I'd guess that the 'realtime' is a quote from StabilityAI and of course they're running that stuff on an A100. A couple of seconds is still interactive rate as generally speaking you want to think about the changes you're making to your conditioning.
Haven't tried yet but if individual steps of XL Turbo take ballpark as much time as LCM steps then... well, it's four to eight times faster. As quality generally isn't production-ready we're generally speaking about rough prompt prototyping, testing out an animation pipeline, such stuff, but that has the caveat that increasing step size often leads to markedly different results (complete change of composition, not just details) so the information you gain from those preview-quality images is limited.
Oh, "production ready quality": image quality being roughly en par with 4-step LCM means that it's nowhere near production grade. For the final render you still want to give the model more steps. OTOH I've found that some LCM-based merges do in 30 steps what other models need 80 steps for so improvements are always welcome. But I'm also worried about these distilled models being less flexible, pruning only slightly trodden paths that you actually might want the model to take.

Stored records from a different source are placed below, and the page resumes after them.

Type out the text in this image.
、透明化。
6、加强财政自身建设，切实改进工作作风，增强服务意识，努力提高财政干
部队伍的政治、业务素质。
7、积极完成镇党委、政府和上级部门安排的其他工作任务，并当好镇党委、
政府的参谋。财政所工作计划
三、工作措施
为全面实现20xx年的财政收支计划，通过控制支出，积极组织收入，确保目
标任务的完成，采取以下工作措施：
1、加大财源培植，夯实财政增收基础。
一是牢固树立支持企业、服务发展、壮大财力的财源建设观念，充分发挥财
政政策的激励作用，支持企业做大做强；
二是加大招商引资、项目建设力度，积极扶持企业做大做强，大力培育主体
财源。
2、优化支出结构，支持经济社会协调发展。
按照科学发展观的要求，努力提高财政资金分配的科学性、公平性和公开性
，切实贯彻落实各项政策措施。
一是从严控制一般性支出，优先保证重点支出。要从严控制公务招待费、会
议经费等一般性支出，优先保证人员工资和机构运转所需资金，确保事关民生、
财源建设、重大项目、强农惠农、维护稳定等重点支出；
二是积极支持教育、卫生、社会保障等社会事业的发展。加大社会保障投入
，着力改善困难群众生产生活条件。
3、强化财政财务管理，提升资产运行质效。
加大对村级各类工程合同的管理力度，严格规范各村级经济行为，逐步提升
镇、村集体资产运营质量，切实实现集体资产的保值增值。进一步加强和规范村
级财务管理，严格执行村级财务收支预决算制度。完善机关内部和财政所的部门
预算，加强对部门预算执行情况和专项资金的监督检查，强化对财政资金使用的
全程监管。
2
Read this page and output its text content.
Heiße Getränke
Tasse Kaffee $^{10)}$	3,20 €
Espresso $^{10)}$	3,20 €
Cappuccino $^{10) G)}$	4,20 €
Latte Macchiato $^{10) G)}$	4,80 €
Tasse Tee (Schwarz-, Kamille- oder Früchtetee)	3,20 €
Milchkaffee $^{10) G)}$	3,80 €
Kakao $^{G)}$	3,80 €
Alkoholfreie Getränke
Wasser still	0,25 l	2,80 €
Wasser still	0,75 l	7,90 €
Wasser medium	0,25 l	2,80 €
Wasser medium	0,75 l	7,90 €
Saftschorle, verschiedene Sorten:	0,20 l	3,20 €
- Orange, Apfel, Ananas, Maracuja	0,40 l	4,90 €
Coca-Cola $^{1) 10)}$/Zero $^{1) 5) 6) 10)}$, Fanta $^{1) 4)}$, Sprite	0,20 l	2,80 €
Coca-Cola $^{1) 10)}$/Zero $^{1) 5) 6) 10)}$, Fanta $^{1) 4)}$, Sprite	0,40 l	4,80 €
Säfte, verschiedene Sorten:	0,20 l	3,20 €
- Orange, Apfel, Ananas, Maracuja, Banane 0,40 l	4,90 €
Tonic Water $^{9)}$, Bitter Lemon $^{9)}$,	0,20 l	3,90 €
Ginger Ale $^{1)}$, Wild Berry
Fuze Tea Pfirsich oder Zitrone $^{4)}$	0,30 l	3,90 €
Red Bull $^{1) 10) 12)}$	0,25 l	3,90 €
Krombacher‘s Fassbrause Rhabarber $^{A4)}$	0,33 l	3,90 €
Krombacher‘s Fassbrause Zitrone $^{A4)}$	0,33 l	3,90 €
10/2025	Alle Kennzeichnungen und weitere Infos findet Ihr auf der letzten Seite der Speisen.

EDIT: Addendum: I'm not seeing anything about using this stuff as a Lora. The nice thing about LCM is that you can take any model you have on your disk and turn it pretty much instantly into a model that can generate fast previews. Also, VAE decoding already can be slower than generation with LCM, so, yeah. I guess having something in between the full VAE and TAESD would be nice, TAESD is fast but is quite limited both when it comes to details, so much that you might not even be able to see what kind of texture SD generated. Oh and it also tends to get colours wrong, at least in my experience it tends to be oversaturated.
I'll get crucified for saying that because people will interpret that as an attack on their PC or something daft like that. It's not.
It's Ampere, a GPU architecture from 3.5 years ago. And even then, here's what the desktop stack was like:
3090 Ti (GA102)
3090 (GA102)
3080 Ti (GA102)
3080 12GB (GA102)
3080 (GA102)
3070 Ti (GA102/GA104)
3070 (GA104)
3060 Ti (GA104/GA103)
3060 (GA106/GA104)
3050 (GA106/GA107)
It was almost at the bottom of Nvidia's stack 3 years ago. It was a low end card then (because, you know, it was at the bottom end of what they were offering). It's an even more low end card now.
People are always fooled by Nvidia's marketing and thinking they're getting a mid range card when in reality Nvidia's giving people the scraps and pretending they're giving you a great deal. People need to demand more from these companies.
Nvidia takes a low end card, slaps a $400 price tag on it, calls it mid range, and people lap it up every time.
Should we not compare the 3060 against its own generation/the current one? To me that makes more sense than including the 1000 series or 900 series or something. How far would we go back? Are all cards sold now high end because they're faster than a GTX 960? Earlier?
Personally my cut off was cards still on sale either right now or very recently, say within the past year.